Dr. Jack Kripsak, head of the NJSIAA medical advisory committee, said the NJSIAA website features testimonials from student athletes who went through depression and anxiety issues in their life and how they dealt with those issues.
There is also the NCAA Mind Body Sport report that student athletes should also read, he said, plus the numbers for several hotlines.
Kripsak said the NJSIAA will also be adding other mental health organization resources that students, parents and schools can reach for help with education and resources on how to deal with mental illness and anxiety and depression in sports.
The National Federation of High Schools has an online mental health awareness course for coaches that Kripsak is looking to make mandatory. The only state that requires coaches to take this course is Colorado.
Kripsak said the NJSIAA does not want to place a burden on anyone to feel that they have to help or treat these affected students other than recognizing a student athlete has had a change, then directing them to the appropriate resource.
"Our big thing is recognize and refer," he said.
Some signs of mental health challenges among student athletes may include lack of interest, being distracted, being late to practice, missing practices, not engaging in typical teenage social activities. They could also be exhibiting lack of personal hygiene or personal appearance, lack of interest in school and food and experiencing and anger outbursts.
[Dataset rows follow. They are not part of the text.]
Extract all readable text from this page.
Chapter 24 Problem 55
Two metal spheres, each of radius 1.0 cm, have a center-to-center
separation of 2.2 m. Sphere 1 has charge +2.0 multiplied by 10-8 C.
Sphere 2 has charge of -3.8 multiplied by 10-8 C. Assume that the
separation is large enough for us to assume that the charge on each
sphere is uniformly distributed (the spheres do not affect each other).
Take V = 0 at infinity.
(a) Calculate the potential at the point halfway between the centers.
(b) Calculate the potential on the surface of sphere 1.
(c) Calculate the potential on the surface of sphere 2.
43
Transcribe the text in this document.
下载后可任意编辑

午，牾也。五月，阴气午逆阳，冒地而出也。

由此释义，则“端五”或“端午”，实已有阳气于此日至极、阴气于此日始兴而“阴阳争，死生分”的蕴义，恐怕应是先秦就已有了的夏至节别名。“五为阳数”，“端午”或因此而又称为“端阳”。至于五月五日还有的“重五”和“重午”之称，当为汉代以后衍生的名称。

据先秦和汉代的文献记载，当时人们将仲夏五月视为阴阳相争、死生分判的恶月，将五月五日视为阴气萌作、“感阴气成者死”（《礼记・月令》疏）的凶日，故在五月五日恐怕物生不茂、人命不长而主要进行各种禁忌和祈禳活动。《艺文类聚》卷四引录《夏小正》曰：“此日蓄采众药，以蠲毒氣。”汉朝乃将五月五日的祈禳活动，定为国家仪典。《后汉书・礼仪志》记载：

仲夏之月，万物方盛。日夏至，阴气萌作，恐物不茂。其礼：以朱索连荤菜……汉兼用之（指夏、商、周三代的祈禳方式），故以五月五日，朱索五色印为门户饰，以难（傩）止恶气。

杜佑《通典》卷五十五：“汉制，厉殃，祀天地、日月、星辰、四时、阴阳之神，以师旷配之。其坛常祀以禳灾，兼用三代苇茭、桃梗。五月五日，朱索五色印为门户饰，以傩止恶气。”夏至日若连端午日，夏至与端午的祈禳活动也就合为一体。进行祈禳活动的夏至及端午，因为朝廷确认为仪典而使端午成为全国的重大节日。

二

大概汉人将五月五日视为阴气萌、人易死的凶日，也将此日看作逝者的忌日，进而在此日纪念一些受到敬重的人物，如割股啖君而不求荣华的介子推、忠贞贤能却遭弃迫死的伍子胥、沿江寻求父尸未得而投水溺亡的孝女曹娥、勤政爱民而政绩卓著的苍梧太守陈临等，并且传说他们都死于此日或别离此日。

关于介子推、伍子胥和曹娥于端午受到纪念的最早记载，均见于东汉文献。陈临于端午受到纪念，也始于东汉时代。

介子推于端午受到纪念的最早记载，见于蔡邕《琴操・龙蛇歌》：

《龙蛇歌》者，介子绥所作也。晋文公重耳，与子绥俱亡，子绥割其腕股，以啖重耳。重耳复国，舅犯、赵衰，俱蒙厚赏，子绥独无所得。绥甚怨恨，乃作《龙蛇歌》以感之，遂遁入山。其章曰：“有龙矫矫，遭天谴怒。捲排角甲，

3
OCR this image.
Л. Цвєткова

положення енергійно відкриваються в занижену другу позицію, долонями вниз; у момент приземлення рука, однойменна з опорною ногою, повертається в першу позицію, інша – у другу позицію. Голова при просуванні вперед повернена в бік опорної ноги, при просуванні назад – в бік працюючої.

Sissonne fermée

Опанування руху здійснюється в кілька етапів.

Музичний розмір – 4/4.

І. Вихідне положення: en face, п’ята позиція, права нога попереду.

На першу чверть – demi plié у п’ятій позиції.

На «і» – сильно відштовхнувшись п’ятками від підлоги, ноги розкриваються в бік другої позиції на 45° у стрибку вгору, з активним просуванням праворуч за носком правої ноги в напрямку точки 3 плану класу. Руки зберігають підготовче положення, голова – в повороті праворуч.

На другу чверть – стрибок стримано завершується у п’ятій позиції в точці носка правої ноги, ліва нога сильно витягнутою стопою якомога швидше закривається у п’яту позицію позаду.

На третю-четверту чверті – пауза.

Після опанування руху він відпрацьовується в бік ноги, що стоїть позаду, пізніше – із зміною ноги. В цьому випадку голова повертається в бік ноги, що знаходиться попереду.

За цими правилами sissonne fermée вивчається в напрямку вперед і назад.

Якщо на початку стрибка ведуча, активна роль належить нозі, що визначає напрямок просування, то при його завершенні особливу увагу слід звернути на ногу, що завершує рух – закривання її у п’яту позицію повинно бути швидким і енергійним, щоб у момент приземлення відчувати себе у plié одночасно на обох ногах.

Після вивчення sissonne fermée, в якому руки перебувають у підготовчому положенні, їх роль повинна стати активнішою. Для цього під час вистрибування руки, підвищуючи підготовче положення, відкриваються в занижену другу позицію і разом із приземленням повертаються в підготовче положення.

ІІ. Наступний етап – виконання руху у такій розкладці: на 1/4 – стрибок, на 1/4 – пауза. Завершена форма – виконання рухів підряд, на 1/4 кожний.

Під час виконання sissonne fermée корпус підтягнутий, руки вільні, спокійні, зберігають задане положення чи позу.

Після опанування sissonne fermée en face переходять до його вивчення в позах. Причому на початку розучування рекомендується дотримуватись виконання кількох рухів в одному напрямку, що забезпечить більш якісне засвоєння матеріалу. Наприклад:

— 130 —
Kripsak said it's always been the impression that athletes are happy: they're part of a bonding group of kids, coming together for a cause. But he said he does not see sports as a fun thing anymore. It's become more like a business where kids are trying to get to college.
"I think there's just a lot of pressure on these kids to perform on such a high level constantly, that it causes a lot of them to crack," he said. If they don't get into a school on a sports scholarship, it causes a lot of depression, he added.
Kripsak said the state needs to create help and awareness for these student athletes as the teen suicide rate continues to increase. The youth suicide rate is currently the highest it has ever been since collecting data in the 1960s, according to JAMA Pediatrics.
He said while it's great to talk to friends about an issue, it's vital to to talk to a professional and seek guidance.